If your child is upset, if they have problems, for example at the nursery with other children, in short, if their emotional life is troubled, their training will certainly be affected too. In this case, don’t pressure them, put it off until later.

  • Insist that they stay on the potty

Regularly offer to put your little one on the potty, for example after each meal. But if, after a few minutes, they haven’t gone in their potty, don’t insist: it could block them.

  • Choosing a built-in potty

It’s better to choose a free-standing potty (to be placed in the toilet) rather than a potty to be embedded in a chair so that your child doesn’t confuse sitting down to rest or going to the potty.

  • Using the potty as a punishment

Wondering how to introduce the potty? It’s extremely essential that, under no circumstances may you use the baby potty as a punishment or threat. Going to the corner is a punishment, the potty is not. So don’t use it as a way to get some peace and quiet, or when you want your child to stop horsing around.

  • Diapering them until he’s potty trained

Once potty training has begun, it’s best to give up diapers little by little. If they wet their pants, they will be more embarrassed than if they wet their diapers, so this will encourage them to stay dry.

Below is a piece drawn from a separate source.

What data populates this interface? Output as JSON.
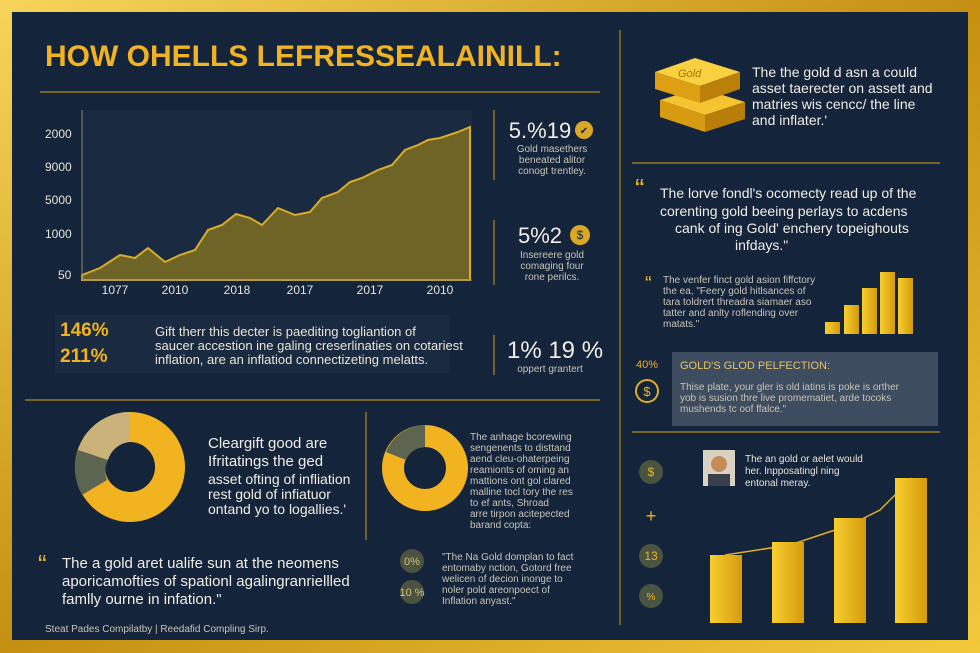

  • Forcing a little boy to pee sitting down

From the age of 2 and a half or 3, a little boy is perfectly capable of peeing standing up. There is no reason to prevent him from doing so: on the contrary, he will be proud of it and it will facilitate his potty training.

  • Getting them up during the night

It is useless and even harmful to force a child to get up while they are sleeping. It won’t help them get trained any faster, and they will often have trouble going back to sleep. So leave them alone, even if it means putting a diaper on them during the night for a while.